By Krista Langlois

Marshall Masayesva is lying on his side in a dandelion-sprinkled lawn, clutching his stomach and groaning as if someone’s sticking a knife into it. A clean-cut, athletic 28-year-old who recently founded an outdoor education organization called Adventures for Hopi, Masayesva isn’t actually hurt β€” he’s feigning appendicitis to learn how to recognize its symptoms in the backcountry.

Masayesva and two other Adventures for Hopi guides are gearing up for summer by taking a wilderness medicine course in Durango, Colorado, a town where 5-year-olds cruise around on $400 mountain bikes and kayaking is as integral to the local culture as wine is to Napa. But Masayesva, a 2014 graduate of Durango’s Fort Lewis College, says that he and other Native Americans have felt largely left out of such activities.

Though there aren’t formal statistics on Native American participation in outdoor recreation, anecdotal evidence suggests it’s low. When Masayesva surveyed 40 Native American students in ultra-outdoorsy Durango, for example, he discovered that 36 had never been camping. And according to Navajo river guide Nikki Cooley, fewer than 3 percent of San Juan and Colorado river guides are Native American, even though those two rivers, both regarded as sacred, flow through several reservations.

Part of the reason, Masayesva explains, is that outdoor sports are marketed to white people: You rarely see a Native American dude hanging off a boulder in a Patagonia catalog. β€œAnd there’s obviously a socio-economic barrier, too,” he adds. β€œYou’ve gotta have this nice jacket, you’ve gotta have these $60 trekking poles. … It’s marketed as you’ve gotta have money to do this.”

Masayesva grew up herding sheep near the village of Bacavi, on Arizona’s Hopi Reservation. He loved being outside and had no shortage of backcountry skills, but the first time he went backpacking, as a college student with an Arizona conservation corps, he was humiliated: Everyone else had fancy packs and was eating quinoa; he showed up with an old backpack stuffed with ramen noodles. But he wasn’t deterred. β€œThe Ancestral Puebloans were amazing climbers,” he says. β€œNative Alaskans made some of the first kayaks. It’s not that we can’t do this.”

The backpacking trip inspired Masayesva to switch his major from environmental biology to adventure education, and with the help of an Anglo mentor named Jason Hotchkiss, he started a Native American Outdoors Club. The first few outings were full of mishaps β€” once they were forced to rappel into a Utah canyon in the dark during a snowstormβ€” but everyone survived. β€œI didn’t have the experience to be leading those trips,” Masayesva says with a grin. β€œBut I did it anyway.”

After graduating, Masayesva returned to the reservation to start a nonprofit to get more Hopi kids outside and to train Hopi guides to take them out. Hotchkiss says providing Native American role models who can introduce Native American kids to the daunting, white-dominated world of adventure sports fills a huge need. In fact, he was in the midst of starting something similar when his wife, who was Southern Ute, died in 2009, indefinitely grounding the project. With the exception of a Southwest Conservation Corps group called Ancestral Lands, which combines recreation with environmental service projects, there are few, if any, remaining projects in the Southwest that connect Native Americans with outdoor sports. Nikki Cooley ran a Native American River Guide Training, which certified some 50 raft guides to lead river trips through landscapes to which they have cultural ties, but that program fizzled out after she had children.

Masayesva is picking up the reins. In September 2014, he launched Adventures for Hopi. In 2015, it won a $10,000 grant from Keen footwear, which he used to buy gear and train a few guides. But the first year was a flop. He tried to entice kids with pictures of himself and other Hopi rappelling off cliffs. β€œAnd parents were like, β€˜You’re going to do what with my kids?’ ”

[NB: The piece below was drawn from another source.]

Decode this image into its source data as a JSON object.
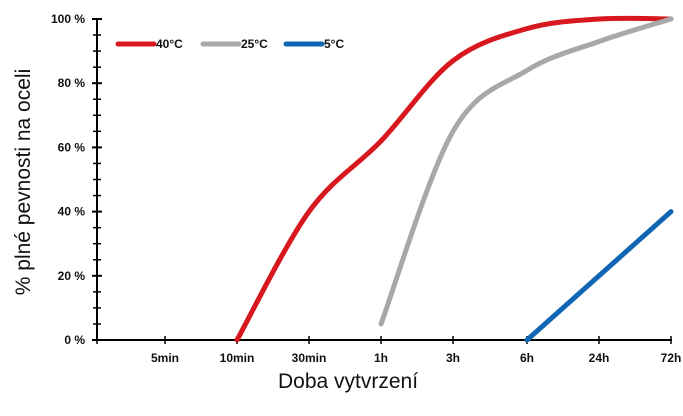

This year, he promoted more approachable activities and is excited about the interest they’ve received. He’s running outdoor summer school programs, facilitating parent-child climbing days, and leading a weeklong kayaking trip on Lake Powell. Students can participate for free in exchange for community service on the reservation. And after two years, Masayesva is finally writing himself his first paycheck, though his guides have been paid all along.

Masayesva’s programs also include cultural components, biology lessons and job skills training. His goals are lofty: not to just get kids outside, but to incorporate outdoor recreation into reservation culture, sparking economic development. Adventures for Hopi is β€œjust the seed for a much bigger vision that Marshall has,” says Hotchkiss. β€œI’m pretty sure he’s a superhero.”

LEAD PHOTO: Marshall Masayesva scouts a route with Service of Adventure participants on their trip for community service to identify escape routes teach basic navigation (Courtesy Marshall Masayesva/Adventures for Hopi).